In fact, the migration of entrepreneurial hopefuls from Africa to the Chinese megacity has earned it the moniker of the “Chocolate City” by locals.

Other must-see films connected to Black talent aren’t necessarily culturally specific stories about Black people but are giving Black stars the chance to show that Black characters can be connected to films everyone can relate to.

Necktie Youth is a film directed by Sibs Shongwe-La Mer that follows a diverse cast of suburban youth who are trying to navigate a life filled with drugs, sex and philosophizing.

Bonko Cosmo Khoza as Jabz in Necktie Youth

Bonko Cosmo Khoza as Jabz in “Necktie Youth”

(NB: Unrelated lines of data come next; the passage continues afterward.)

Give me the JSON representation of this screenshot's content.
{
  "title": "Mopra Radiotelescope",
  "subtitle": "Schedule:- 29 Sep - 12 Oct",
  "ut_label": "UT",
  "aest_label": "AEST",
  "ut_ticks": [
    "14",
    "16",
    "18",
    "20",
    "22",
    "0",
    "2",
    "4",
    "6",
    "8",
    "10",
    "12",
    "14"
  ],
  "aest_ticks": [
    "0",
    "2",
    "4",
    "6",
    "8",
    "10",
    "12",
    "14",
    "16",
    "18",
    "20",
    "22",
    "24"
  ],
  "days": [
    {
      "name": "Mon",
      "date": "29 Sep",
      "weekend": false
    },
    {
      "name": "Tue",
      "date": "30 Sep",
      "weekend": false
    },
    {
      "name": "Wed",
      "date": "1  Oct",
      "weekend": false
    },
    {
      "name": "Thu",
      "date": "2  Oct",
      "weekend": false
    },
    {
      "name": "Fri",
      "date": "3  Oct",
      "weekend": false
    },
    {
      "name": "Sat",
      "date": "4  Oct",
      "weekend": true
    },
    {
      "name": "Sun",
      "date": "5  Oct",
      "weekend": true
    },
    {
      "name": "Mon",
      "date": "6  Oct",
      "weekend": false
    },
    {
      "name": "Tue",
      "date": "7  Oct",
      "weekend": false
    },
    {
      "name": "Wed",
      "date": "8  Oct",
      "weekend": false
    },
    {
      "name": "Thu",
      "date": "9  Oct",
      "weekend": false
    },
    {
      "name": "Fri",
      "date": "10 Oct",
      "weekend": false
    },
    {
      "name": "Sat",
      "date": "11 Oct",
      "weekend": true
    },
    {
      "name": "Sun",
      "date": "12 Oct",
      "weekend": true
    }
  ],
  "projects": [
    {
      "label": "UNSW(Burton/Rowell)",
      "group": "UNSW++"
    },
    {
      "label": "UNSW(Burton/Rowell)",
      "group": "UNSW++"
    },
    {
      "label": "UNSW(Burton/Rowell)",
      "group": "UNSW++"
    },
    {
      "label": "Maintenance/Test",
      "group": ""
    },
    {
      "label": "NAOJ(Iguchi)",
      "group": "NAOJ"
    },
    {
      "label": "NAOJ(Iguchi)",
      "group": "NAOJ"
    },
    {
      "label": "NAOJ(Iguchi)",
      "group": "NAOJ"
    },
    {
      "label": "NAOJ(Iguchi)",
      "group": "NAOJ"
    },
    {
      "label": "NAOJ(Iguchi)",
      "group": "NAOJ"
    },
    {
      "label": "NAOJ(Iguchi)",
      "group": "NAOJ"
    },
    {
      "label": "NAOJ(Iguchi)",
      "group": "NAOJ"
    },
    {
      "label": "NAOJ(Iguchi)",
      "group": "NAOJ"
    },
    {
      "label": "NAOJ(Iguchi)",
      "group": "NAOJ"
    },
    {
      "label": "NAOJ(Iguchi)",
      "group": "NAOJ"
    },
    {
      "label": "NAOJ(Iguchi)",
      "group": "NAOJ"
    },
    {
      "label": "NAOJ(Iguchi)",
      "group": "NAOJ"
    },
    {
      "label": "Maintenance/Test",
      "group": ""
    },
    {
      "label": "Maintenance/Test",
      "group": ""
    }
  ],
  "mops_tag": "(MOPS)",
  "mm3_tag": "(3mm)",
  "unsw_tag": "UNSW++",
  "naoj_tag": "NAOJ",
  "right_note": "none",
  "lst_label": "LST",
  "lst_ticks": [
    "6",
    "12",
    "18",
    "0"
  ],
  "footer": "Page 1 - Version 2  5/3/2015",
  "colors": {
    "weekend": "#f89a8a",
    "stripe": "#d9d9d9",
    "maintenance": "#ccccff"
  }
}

The film rips back the curtains on the drug culture that exists in privileged neighborhoods and uses stunning black-and-white visuals that make still shots of the film look like they are worthy of being displayed in a prestigious photography exhibit.

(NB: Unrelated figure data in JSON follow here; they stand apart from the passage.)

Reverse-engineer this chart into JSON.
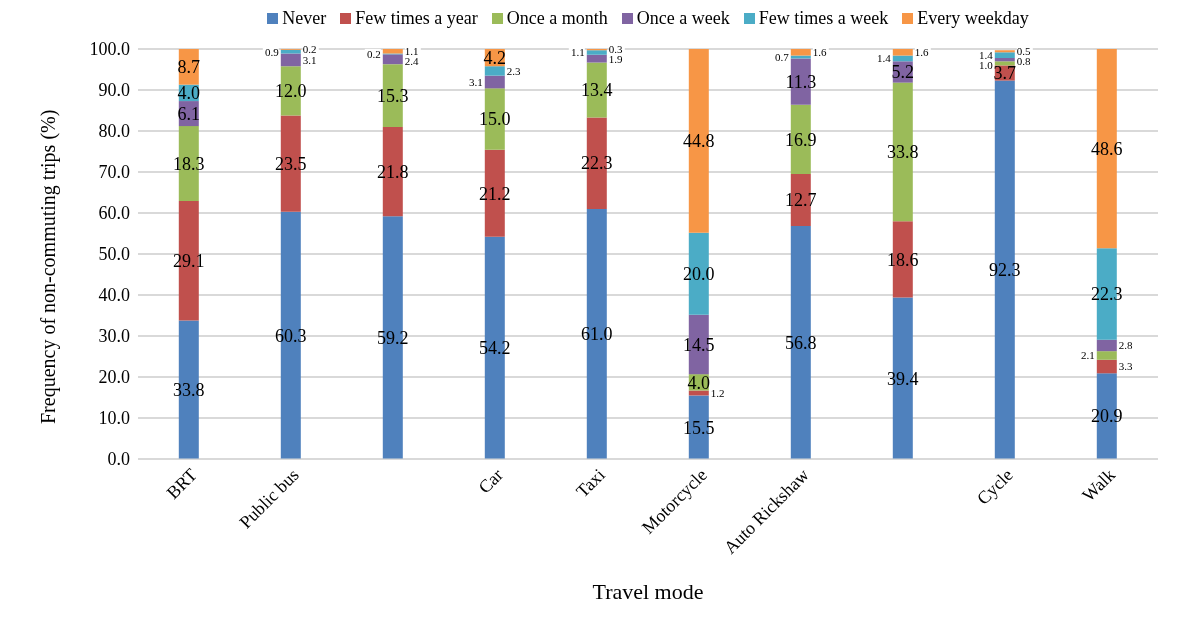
{
  "chart_data": {
    "type": "bar",
    "stacked": true,
    "xlabel": "Travel mode",
    "ylabel": "Frequency of non-commuting trips (%)",
    "categories": [
      "BRT",
      "Public bus",
      null,
      "Car",
      "Taxi",
      "Motorcycle",
      "Auto Rickshaw",
      null,
      "Cycle",
      "Walk"
    ],
    "series": [
      {
        "name": "Never",
        "color": "#4f81bd",
        "values": [
          33.8,
          60.3,
          59.2,
          54.2,
          61.0,
          15.5,
          56.8,
          39.4,
          92.3,
          20.9
        ],
        "value_labels": [
          "33.8",
          "60.3",
          "59.2",
          "54.2",
          "61.0",
          "15.5",
          "56.8",
          "39.4",
          "92.3",
          "20.9"
        ]
      },
      {
        "name": "Few times a year",
        "color": "#c0504d",
        "values": [
          29.1,
          23.5,
          21.8,
          21.2,
          22.3,
          1.2,
          12.7,
          18.6,
          3.7,
          3.3
        ],
        "value_labels": [
          "29.1",
          "23.5",
          "21.8",
          "21.2",
          "22.3",
          "1.2",
          "12.7",
          "18.6",
          "3.7",
          "3.3"
        ]
      },
      {
        "name": "Once a month",
        "color": "#9bbb59",
        "values": [
          18.3,
          12.0,
          15.3,
          15.0,
          13.4,
          4.0,
          16.9,
          33.8,
          1.0,
          2.1
        ],
        "value_labels": [
          "18.3",
          "12.0",
          "15.3",
          "15.0",
          "13.4",
          "4.0",
          "16.9",
          "33.8",
          "1.0",
          "2.1"
        ]
      },
      {
        "name": "Once a week",
        "color": "#8064a2",
        "values": [
          6.1,
          3.1,
          2.4,
          3.1,
          1.9,
          14.5,
          11.3,
          5.2,
          0.8,
          2.8
        ],
        "value_labels": [
          "6.1",
          "3.1",
          "2.4",
          "3.1",
          "1.9",
          "14.5",
          "11.3",
          "5.2",
          "0.8",
          "2.8"
        ]
      },
      {
        "name": "Few times a week",
        "color": "#4bacc6",
        "values": [
          4.0,
          0.9,
          0.2,
          2.3,
          1.1,
          20.0,
          0.7,
          1.4,
          1.4,
          22.3
        ],
        "value_labels": [
          "4.0",
          "0.9",
          "0.2",
          "2.3",
          "1.1",
          "20.0",
          "0.7",
          "1.4",
          "1.4",
          "22.3"
        ]
      },
      {
        "name": "Every weekday",
        "color": "#f79646",
        "values": [
          8.7,
          0.2,
          1.1,
          4.2,
          0.3,
          44.8,
          1.6,
          1.6,
          0.5,
          48.6
        ],
        "value_labels": [
          "8.7",
          "0.2",
          "1.1",
          "4.2",
          "0.3",
          "44.8",
          "1.6",
          "1.6",
          "0.5",
          "48.6"
        ]
      }
    ],
    "ylim": [
      0,
      100
    ],
    "yticks": [
      {
        "value": 0,
        "label": "0.0"
      },
      {
        "value": 10,
        "label": "10.0"
      },
      {
        "value": 20,
        "label": "20.0"
      },
      {
        "value": 30,
        "label": "30.0"
      },
      {
        "value": 40,
        "label": "40.0"
      },
      {
        "value": 50,
        "label": "50.0"
      },
      {
        "value": 60,
        "label": "60.0"
      },
      {
        "value": 70,
        "label": "70.0"
      },
      {
        "value": 80,
        "label": "80.0"
      },
      {
        "value": 90,
        "label": "90.0"
      },
      {
        "value": 100,
        "label": "100.0"
      }
    ],
    "grid": "y",
    "legend": "top"
  }
}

The two main characters, Jabz and September, anchor the film as it shows how these two youths are incapable of dealing with one of the harshest realities a hopeful 20-something can ever face — witnessing a close friend’s death.

Jabz and September are left seemingly floating through life as a negative result of their friend Emily’s live-streamed suicide, which serves as yet another catalyst for the type of social commentary that is often missing from mainstream films.

Other films featuring Black talent and authentic culturally diverse stories include the Spike Lee-produced and Michael J. Larnelle-directed Cronies, Jonathan Hock’s Fastball, the Camilla Nielsson-directed film chronicling the political aftermath of Robert Mugabe’s 2008 presidential win Democrats, Andre Nicchol’s Good Kill starring Ethan Hawke, Bruce Greenwood, Zoe Kravitz, Jake Abel and January Jones and the emotionally charged Meadowland directed by Reed Morano.

(T)error is also expected to be another favorite at the festival, telling the story of a former FBI informant who goes on a dangerous mission to befriend suspected terrorists in order to infiltrate terror networks.

Documentaries about R&B star Mary J. Blige and former Falcons star Tony Gonzalez have also generated a lot of buzz ahead of their Tribeca Film Festival debuts.